In a matter of days, Montana Democrats will go to the ballot box to choose a challenger to take on embattled Republican Sen. Conrad Burns…and then the gloves come off. It’s no secret that Burns’ connections with former superlobbyist and convicted felon Jack Abramoff will be the Democrats’ most powerful talking point in this election cycle, but does that mean ethics will take center stage in local House and Senate races?

Missoula activist Rick Gold thinks they should.

Gold, who launched a website this month called ComeCleanMontana.org, is urging Montanans to sign a petition demanding “full and complete disclosure from our elected Montana Representatives of all person or persons who seek to influence them with gifts and donations in their elected capacities.”

“The recent scandals with our elected representatives taking gifts and donations from convicted felon, Jack Abramoff, are a wakeup call for all concerned Montanans,” Gold writes on the website.

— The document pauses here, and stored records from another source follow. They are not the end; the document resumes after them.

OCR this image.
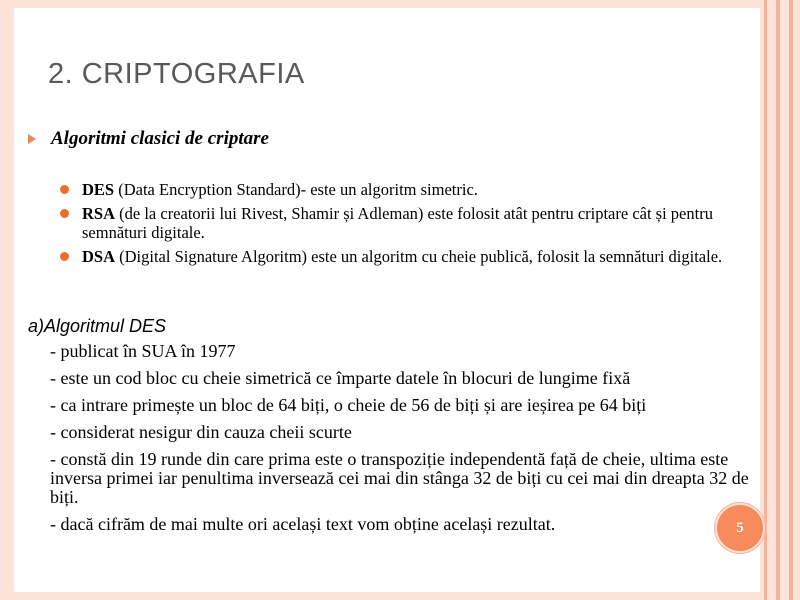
2. CRIPTOGRAFIA
Algoritmi clasici de criptare
DES (Data Encryption Standard)- este un algoritm simetric.
RSA (de la creatorii lui Rivest, Shamir și Adleman) este folosit atât pentru criptare cât și pentru semnături digitale.
DSA (Digital Signature Algoritm) este un algoritm cu cheie publică, folosit la semnături digitale.
a)Algoritmul DES
- publicat în SUA în 1977
- este un cod bloc cu cheie simetrică ce împarte datele în blocuri de lungime fixă
- ca intrare primește un bloc de 64 biți, o cheie de 56 de biți și are ieșirea pe 64 biți
- considerat nesigur din cauza cheii scurte
- constă din 19 runde din care prima este o transpoziție independentă față de cheie, ultima este inversa primei iar penultima inversează cei mai din stânga 32 de biți cu cei mai din dreapta 32 de biți.
- dacă cifrăm de mai multe ori același text vom obține același rezultat.	5
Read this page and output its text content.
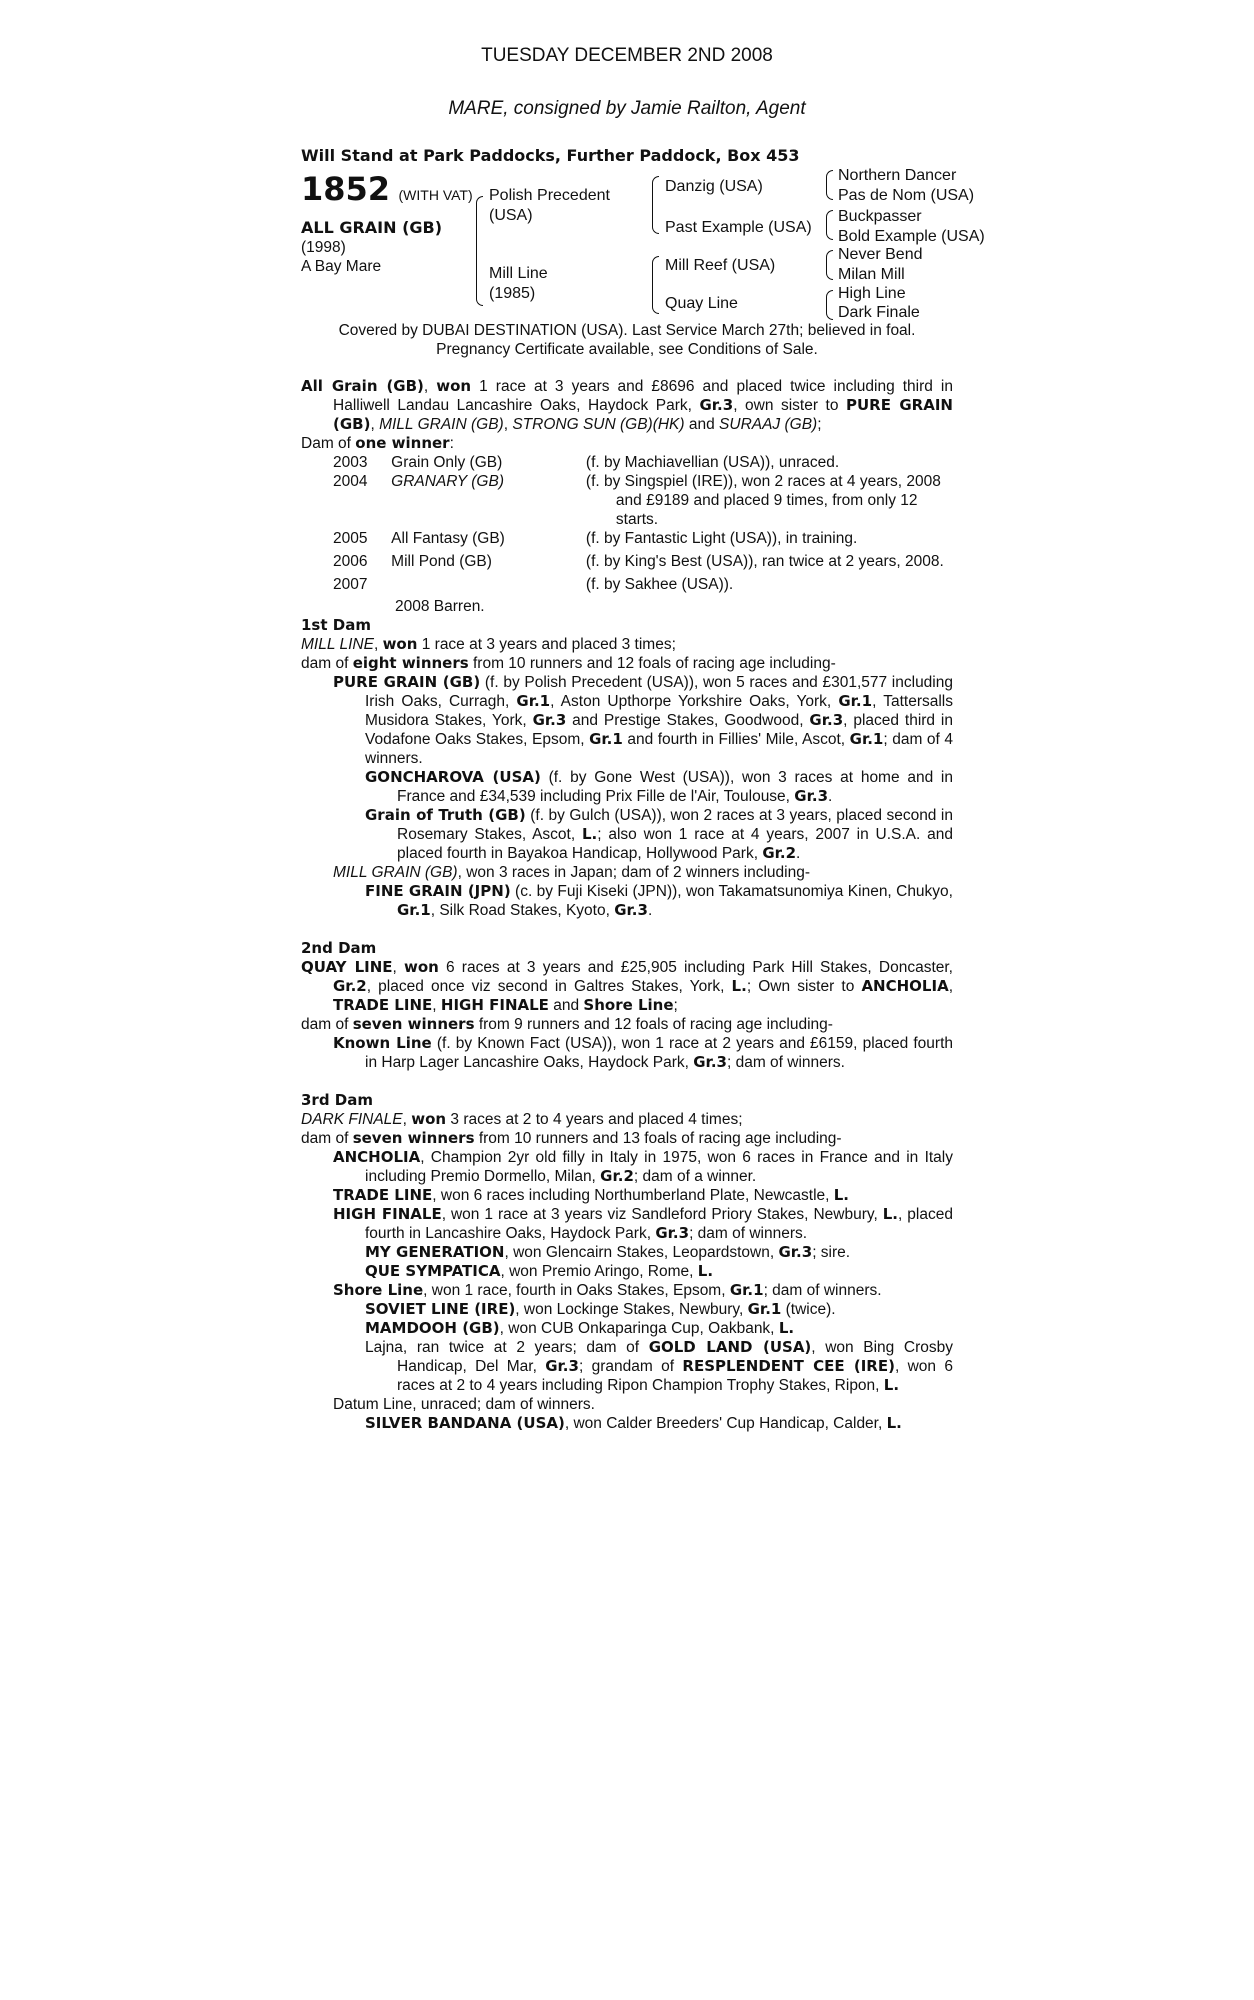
TUESDAY DECEMBER 2ND 2008
MARE, consigned by Jamie Railton, Agent
Will Stand at Park Paddocks, Further Paddock, Box 453
1852 (WITH VAT)
ALL GRAIN (GB)
(1998)
A Bay Mare
Polish Precedent
(USA)
Mill Line
(1985)
Danzig (USA)
Past Example (USA)
Mill Reef (USA)
Quay Line
Northern Dancer
Pas de Nom (USA)
Buckpasser
Bold Example (USA)
Never Bend
Milan Mill
High Line
Dark Finale
Covered by DUBAI DESTINATION (USA). Last Service March 27th; believed in foal.
Pregnancy Certificate available, see Conditions of Sale.

All Grain (GB), won 1 race at 3 years and £8696 and placed twice including third in Halliwell Landau Lancashire Oaks, Haydock Park, Gr.3, own sister to PURE GRAIN (GB), MILL GRAIN (GB), STRONG SUN (GB)(HK) and SURAAJ (GB);

Dam of one winner:

2003	Grain Only (GB)	(f. by Machiavellian (USA)), unraced.
2004	GRANARY (GB)	(f. by Singspiel (IRE)), won 2 races at 4 years, 2008 and £9189 and placed 9 times, from only 12 starts.
2005	All Fantasy (GB)	(f. by Fantastic Light (USA)), in training.
2006	Mill Pond (GB)	(f. by King's Best (USA)), ran twice at 2 years, 2008.
2007		(f. by Sakhee (USA)).

2008 Barren.

1st Dam

MILL LINE, won 1 race at 3 years and placed 3 times;

dam of eight winners from 10 runners and 12 foals of racing age including-

PURE GRAIN (GB) (f. by Polish Precedent (USA)), won 5 races and £301,577 including Irish Oaks, Curragh, Gr.1, Aston Upthorpe Yorkshire Oaks, York, Gr.1, Tattersalls Musidora Stakes, York, Gr.3 and Prestige Stakes, Goodwood, Gr.3, placed third in Vodafone Oaks Stakes, Epsom, Gr.1 and fourth in Fillies' Mile, Ascot, Gr.1; dam of 4 winners.

GONCHAROVA (USA) (f. by Gone West (USA)), won 3 races at home and in France and £34,539 including Prix Fille de l'Air, Toulouse, Gr.3.

Grain of Truth (GB) (f. by Gulch (USA)), won 2 races at 3 years, placed second in Rosemary Stakes, Ascot, L.; also won 1 race at 4 years, 2007 in U.S.A. and placed fourth in Bayakoa Handicap, Hollywood Park, Gr.2.

MILL GRAIN (GB), won 3 races in Japan; dam of 2 winners including-

FINE GRAIN (JPN) (c. by Fuji Kiseki (JPN)), won Takamatsunomiya Kinen, Chukyo, Gr.1, Silk Road Stakes, Kyoto, Gr.3.

2nd Dam

QUAY LINE, won 6 races at 3 years and £25,905 including Park Hill Stakes, Doncaster, Gr.2, placed once viz second in Galtres Stakes, York, L.; Own sister to ANCHOLIA, TRADE LINE, HIGH FINALE and Shore Line;

dam of seven winners from 9 runners and 12 foals of racing age including-

Known Line (f. by Known Fact (USA)), won 1 race at 2 years and £6159, placed fourth in Harp Lager Lancashire Oaks, Haydock Park, Gr.3; dam of winners.

3rd Dam

DARK FINALE, won 3 races at 2 to 4 years and placed 4 times;

dam of seven winners from 10 runners and 13 foals of racing age including-

ANCHOLIA, Champion 2yr old filly in Italy in 1975, won 6 races in France and in Italy including Premio Dormello, Milan, Gr.2; dam of a winner.

TRADE LINE, won 6 races including Northumberland Plate, Newcastle, L.

HIGH FINALE, won 1 race at 3 years viz Sandleford Priory Stakes, Newbury, L., placed fourth in Lancashire Oaks, Haydock Park, Gr.3; dam of winners.

MY GENERATION, won Glencairn Stakes, Leopardstown, Gr.3; sire.

QUE SYMPATICA, won Premio Aringo, Rome, L.

Shore Line, won 1 race, fourth in Oaks Stakes, Epsom, Gr.1; dam of winners.

SOVIET LINE (IRE), won Lockinge Stakes, Newbury, Gr.1 (twice).

MAMDOOH (GB), won CUB Onkaparinga Cup, Oakbank, L.

Lajna, ran twice at 2 years; dam of GOLD LAND (USA), won Bing Crosby Handicap, Del Mar, Gr.3; grandam of RESPLENDENT CEE (IRE), won 6 races at 2 to 4 years including Ripon Champion Trophy Stakes, Ripon, L.

Datum Line, unraced; dam of winners.

SILVER BANDANA (USA), won Calder Breeders' Cup Handicap, Calder, L.
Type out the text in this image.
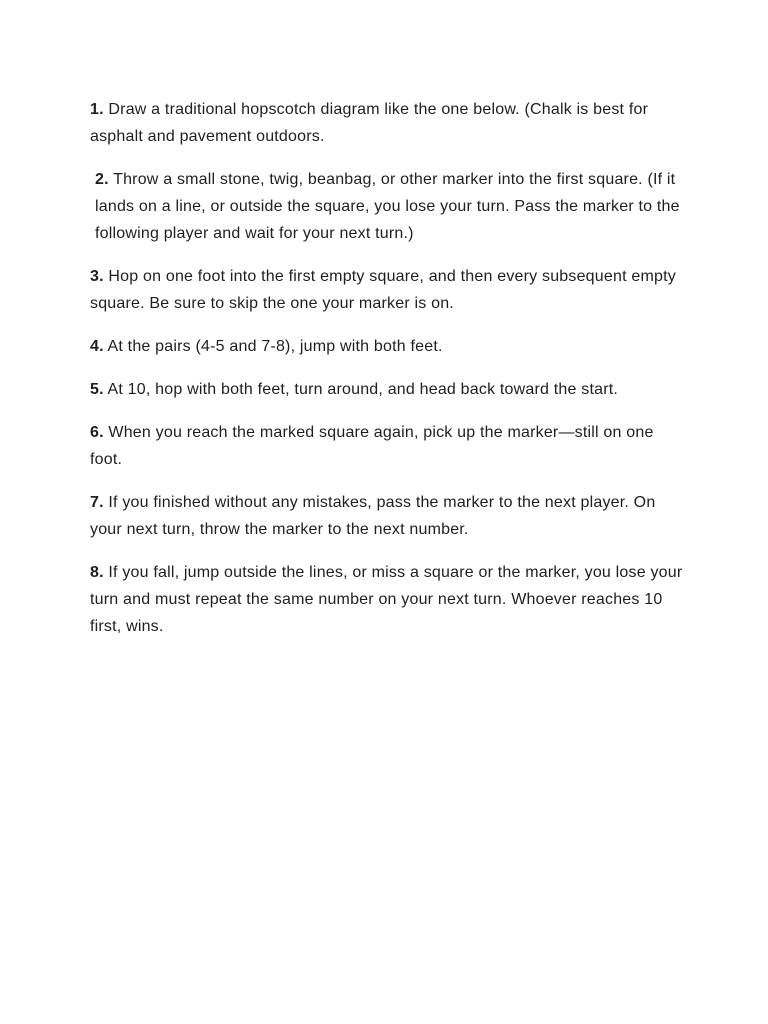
1. Draw a traditional hopscotch diagram like the one below. (Chalk is best for asphalt and pavement outdoors.

2. Throw a small stone, twig, beanbag, or other marker into the first square. (If it lands on a line, or outside the square, you lose your turn. Pass the marker to the following player and wait for your next turn.)

3. Hop on one foot into the first empty square, and then every subsequent empty square. Be sure to skip the one your marker is on.

4. At the pairs (4-5 and 7-8), jump with both feet.

5. At 10, hop with both feet, turn around, and head back toward the start.

6. When you reach the marked square again, pick up the marker—still on one foot.

7. If you finished without any mistakes, pass the marker to the next player. On your next turn, throw the marker to the next number.

8. If you fall, jump outside the lines, or miss a square or the marker, you lose your turn and must repeat the same number on your next turn. Whoever reaches 10 first, wins.
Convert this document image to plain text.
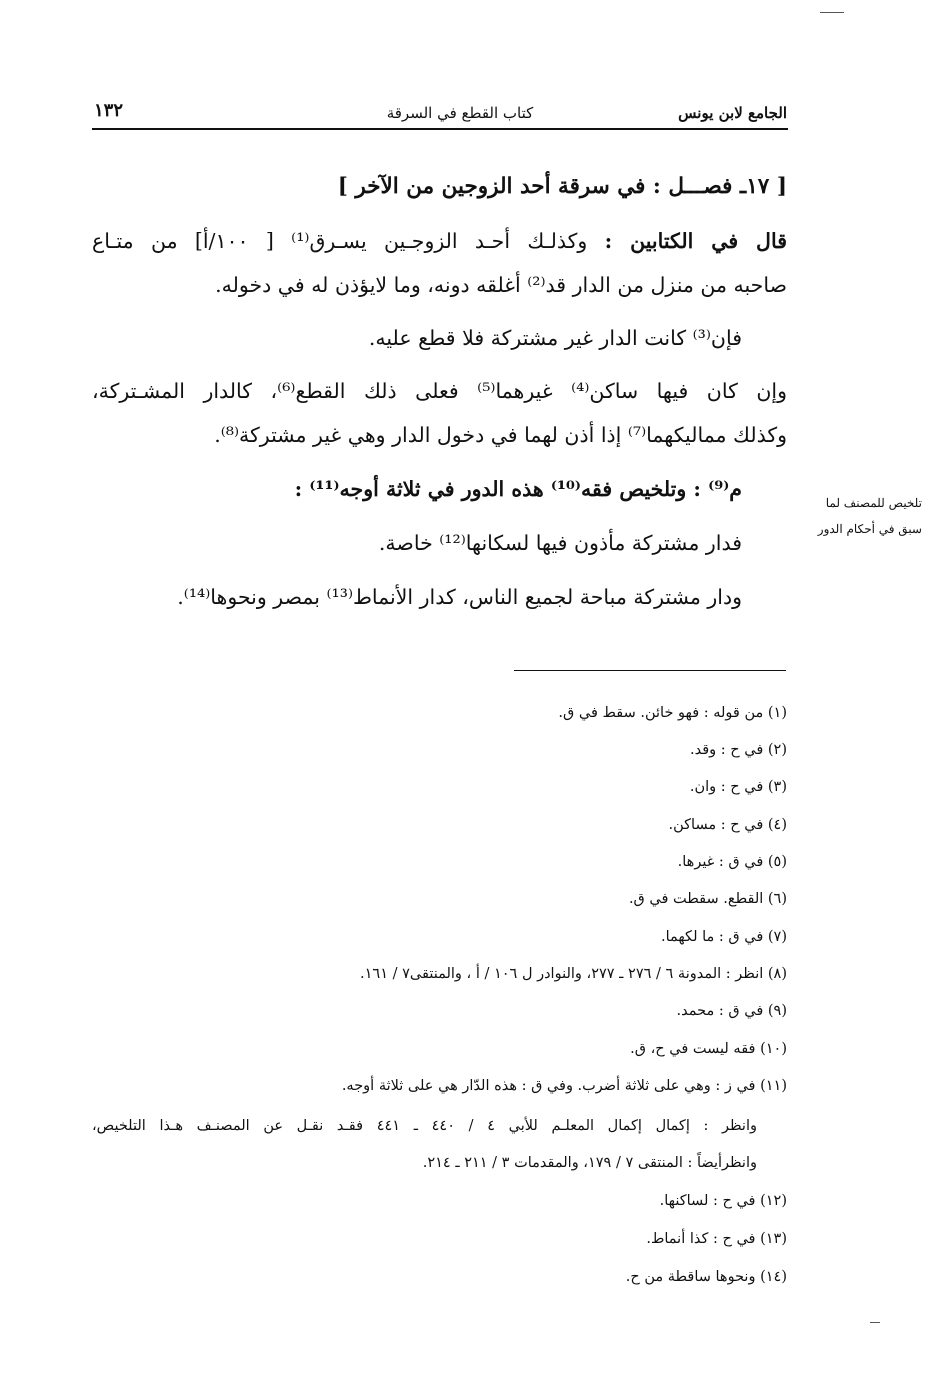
الجامع لابن يونس
كتاب القطع في السرقة
١٣٢
[ ١٧ـ فصـــل : في سرقة أحد الزوجين من الآخر ]
قال في الكتابين : وكذلـك أحـد الزوجـين يسـرق⁽¹⁾ [ ١٠٠/أ] من متـاع
صاحبه من منزل من الدار قد⁽²⁾ أغلقه دونه، وما لايؤذن له في دخوله.
فإن⁽³⁾ كانت الدار غير مشتركة فلا قطع عليه.
وإن كان فيها ساكن⁽⁴⁾ غيرهما⁽⁵⁾ فعلى ذلك القطع⁽⁶⁾، كالدار المشـتركة،
وكذلك مماليكهما⁽⁷⁾ إذا أذن لهما في دخول الدار وهي غير مشتركة⁽⁸⁾.
م⁽⁹⁾ : وتلخيص فقه⁽¹⁰⁾ هذه الدور في ثلاثة أوجه⁽¹¹⁾ :
فدار مشتركة مأذون فيها لسكانها⁽¹²⁾ خاصة.
ودار مشتركة مباحة لجميع الناس، كدار الأنماط⁽¹³⁾ بمصر ونحوها⁽¹⁴⁾.
تلخيص للمصنف لما
سبق في أحكام الدور
(١) من قوله : فهو خائن. سقط في ق.
(٢) في ح : وقد.
(٣) في ح : وان.
(٤) في ح : مساكن.
(٥) في ق : غيرها.
(٦) القطع. سقطت في ق.
(٧) في ق : ما لكهما.
(٨) انظر : المدونة ٦ / ٢٧٦ ـ ٢٧٧، والنوادر ل ١٠٦ / أ ، والمنتقى٧ / ١٦١.
(٩) في ق : محمد.
(١٠) فقه ليست في ح، ق.
(١١) في ز : وهي على ثلاثة أضرب. وفي ق : هذه الدّار هي على ثلاثة أوجه.
وانظر : إكمال إكمال المعلـم للأبي ٤ / ٤٤٠ ـ ٤٤١ فقـد نقـل عن المصنـف هـذا التلخيص،
وانظرأيضاً : المنتقى ٧ / ١٧٩، والمقدمات ٣ / ٢١١ ـ ٢١٤.
(١٢) في ح : لساكنها.
(١٣) في ح : كذا أنماط.
(١٤) ونحوها ساقطة من ح.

But political analysts aren’t so sure ethics will be either deal-maker or deal-breaker for Montanans come November.

“Democrats up and down the ballot will try to carry the ethics banner, but I’m doubtful that it’s a silver-bullet issue,” says Nathan Gonzales, political editor of the Rothenberg Political Report.

And Gonzales says it would be tough for statewide or local candidates to hitch their Republican opponents’ wagons to Burns’ ethical woes.

“Unless someone is specifically involved in some of the dealings that Burns may have had with Abramoff, I don’t think that’s going to be a winning issue.”

Jennifer Duffy of the Cook Political Report agrees, but says the Abramoff scandal could impact voter turnout.

“The concern for Republicans right now is that the scandal demoralizes the party and they don’t turn out to vote,” Duffy says.

But with the recent news of a high-profile scandal in which New Orleans Democratic Congressman Bill Jefferson was caught on videotape accepting $100,000 in cash (later retrieved from his freezer) and questions continuing to swirl around State Auditor and Senate hopeful John Morrison’s handling of a securities fraud case involving his former mistress’ husband, it’s at least clear that Republicans aren’t the only ones lugging ethical baggage these days.